Big Bend National Park, historic Fort Davis, the Marfa mystery lights and McDonald Observatory set high in the Davis Mountains are a few popular destinations within a two-hour drive. Alpine’s high quality lodging and hotel accommodations, dining and supermarkets provide great services for everyone. And many visitors who make Alpine their hub, enjoy the renovated Museum of the Big Bend, galleries and evening entertainment.
Alpine is where you can see cowboys competing at rodeo events, watch professional baseball in an historic ball park and see summer theater productions under a roof of stars.
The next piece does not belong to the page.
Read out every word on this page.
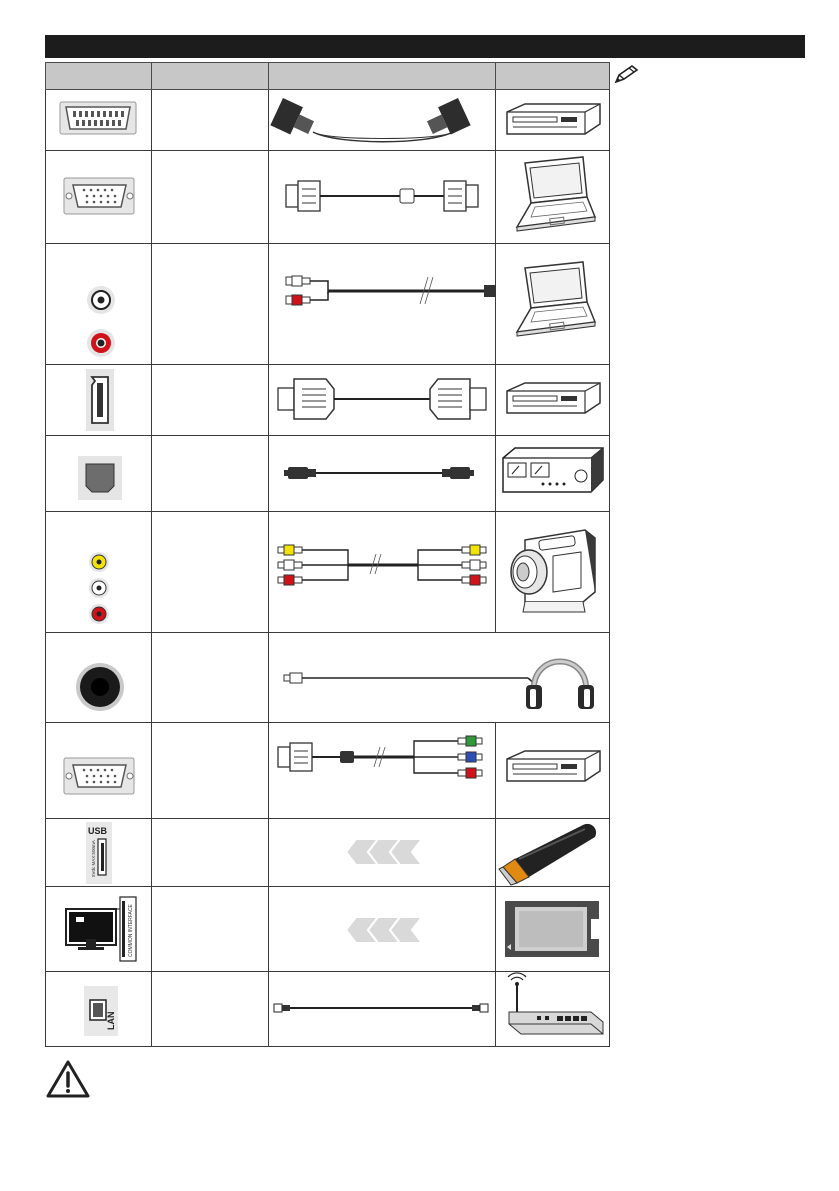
USB
5Vdc MAX:500mA
COMMON INTERFACE
LAN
Cowboy Poetry Gathering, Gallery Night and Intercollegiate rodeo are just three of the most popular annual events – and our summer temperatures, at 4,600 feet, are moderate.
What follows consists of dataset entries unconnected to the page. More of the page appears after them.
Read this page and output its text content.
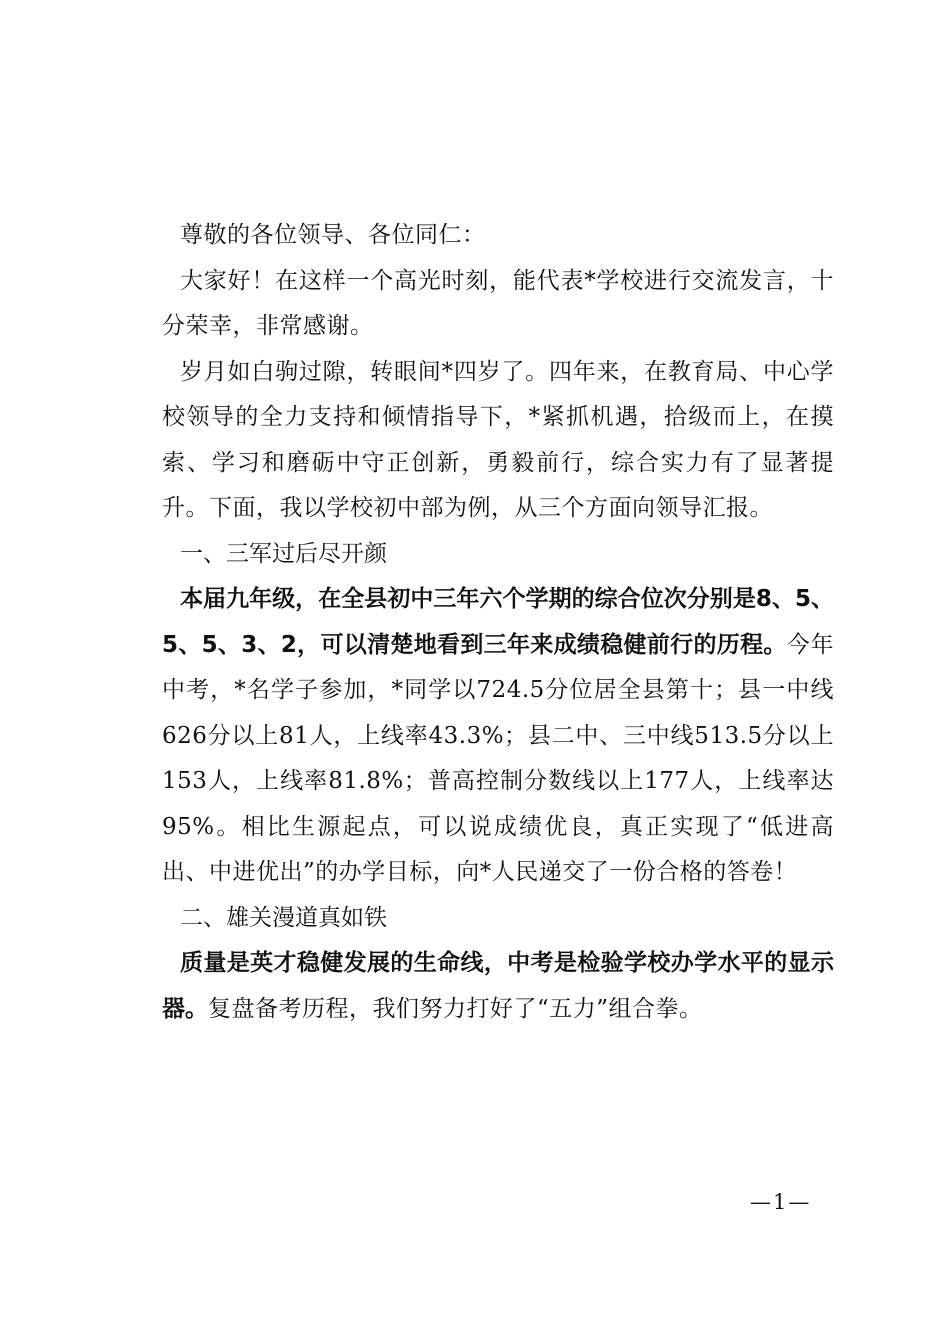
尊敬的各位领导、各位同仁：

大家好！在这样一个高光时刻，能代表*学校进行交流发言，十分荣幸，非常感谢。

岁月如白驹过隙，转眼间*四岁了。四年来，在教育局、中心学校领导的全力支持和倾情指导下，*紧抓机遇，拾级而上，在摸索、学习和磨砺中守正创新，勇毅前行，综合实力有了显著提升。下面，我以学校初中部为例，从三个方面向领导汇报。

一、三军过后尽开颜

本届九年级，在全县初中三年六个学期的综合位次分别是8、5、5、5、3、2，可以清楚地看到三年来成绩稳健前行的历程。今年中考，*名学子参加，*同学以724.5分位居全县第十；县一中线626分以上81人，上线率43.3%；县二中、三中线513.5分以上153人，上线率81.8%；普高控制分数线以上177人，上线率达95%。相比生源起点，可以说成绩优良，真正实现了“低进高出、中进优出”的办学目标，向*人民递交了一份合格的答卷！

二、雄关漫道真如铁

质量是英才稳健发展的生命线，中考是检验学校办学水平的显示器。复盘备考历程，我们努力打好了“五力”组合拳。

—1—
Anyway you look at it, Alpine is one of a kind: small town values, friendly folk, vast landscapes, big skies and a high and dry climate with services and attractions which will surprise you.
Pay us a visit!
Alpine’s central location between the Davis Mountains and Big Bend National Park makes it a convenient base from which to visit all the attractions of this huge desert and mountain border land measuring over 12,000 square miles with a population of less than 20,000 people.
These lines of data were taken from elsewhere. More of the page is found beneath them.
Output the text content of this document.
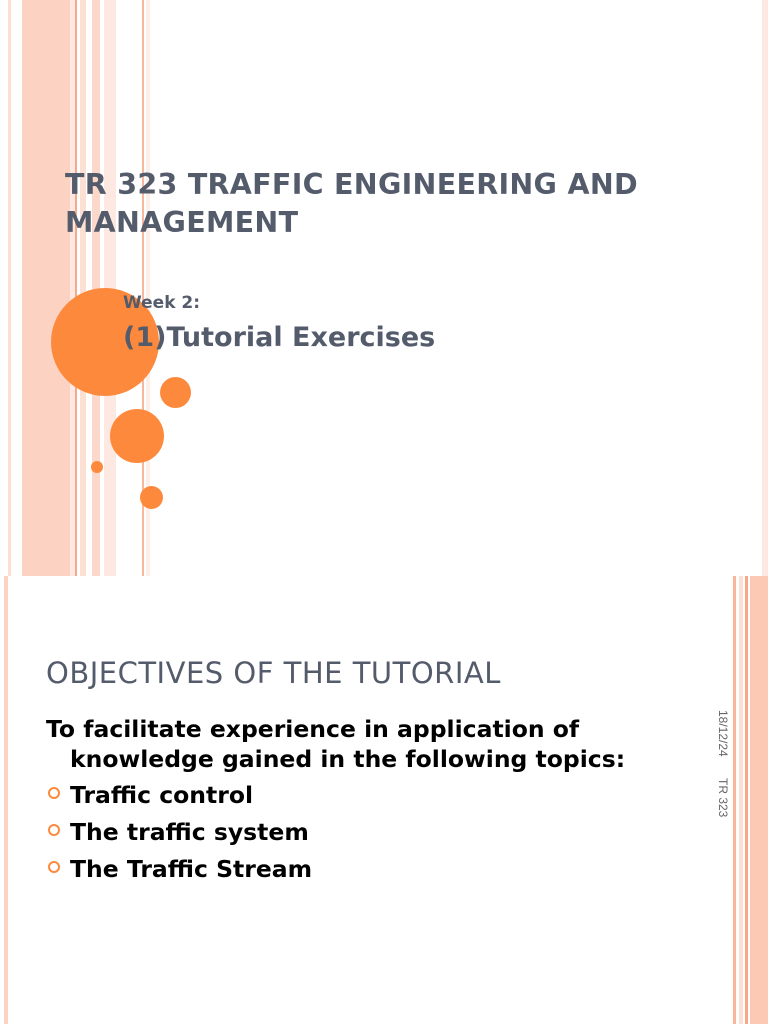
TR 323 TRAFFIC ENGINEERING AND MANAGEMENT
Week 2:
(1)Tutorial Exercises
OBJECTIVES OF THE TUTORIAL

To facilitate experience in application of knowledge gained in the following topics:

Traffic control
The traffic system
The Traffic Stream
18/12/24
TR 323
Half an hour’s drive to the west, north and east of us live our neighbors in small towns which are each very different in character. Marfa to the west is now an art town, with new restaurants and galleries including the minimal art collection of Donald Judd which was the cause and start of “new” Marfa. It has a history too, as the superbly restored courthouse reveals. www.marfacc.com
Fort Davis, close to the Davis Mountains to the north, started life as a garrison town, serving the fort established there in 1854 to protect the frontier. Rich in tourism attractions and services, It it offers the renovated fort and museum as a history lesson, nearby McDonald Observatory for star gazing, and the charming Davis Mountains State Park for camping, hiking and park events. www.fortdavis.com
Marathon grew up as a railroad town. People and materials were shipped in, cattle, ore and rubber shipped out. It is the main entry point to Big Bend National Park, and has recently expanded its tourist facilities from the iconic Gage Hotel (built in 1927) to bed & breakfasts, some galleries and eating places. The cool, shady Post (a former army camp), picnic spot and swimming pool, is only ten minutes away. Big Bend National Park entrance lies 40 miles due south. www.marathontexas.com
The Jewel in the Crown, Big Bend National Park, (800,000 acres of desert, mountain and river) can be visited in one day, or many. The Chisos Mountains in the park’s center rise to 7,832 feet while the Rio Grande meanders for 118 miles along the park’s southern boundary. A few miles to the west is Terlingua Ghostown, rich in history, a little further on is upscale Lajitas Resort, then comes the famous River Road which follows the Rio Grande passing Big Bend Ranch State Park (the state’s largest park) on its 50 miles’ route to Presidio.
And these are only a few of the regional attractions!
Come for a stay…and we think you’ll be back.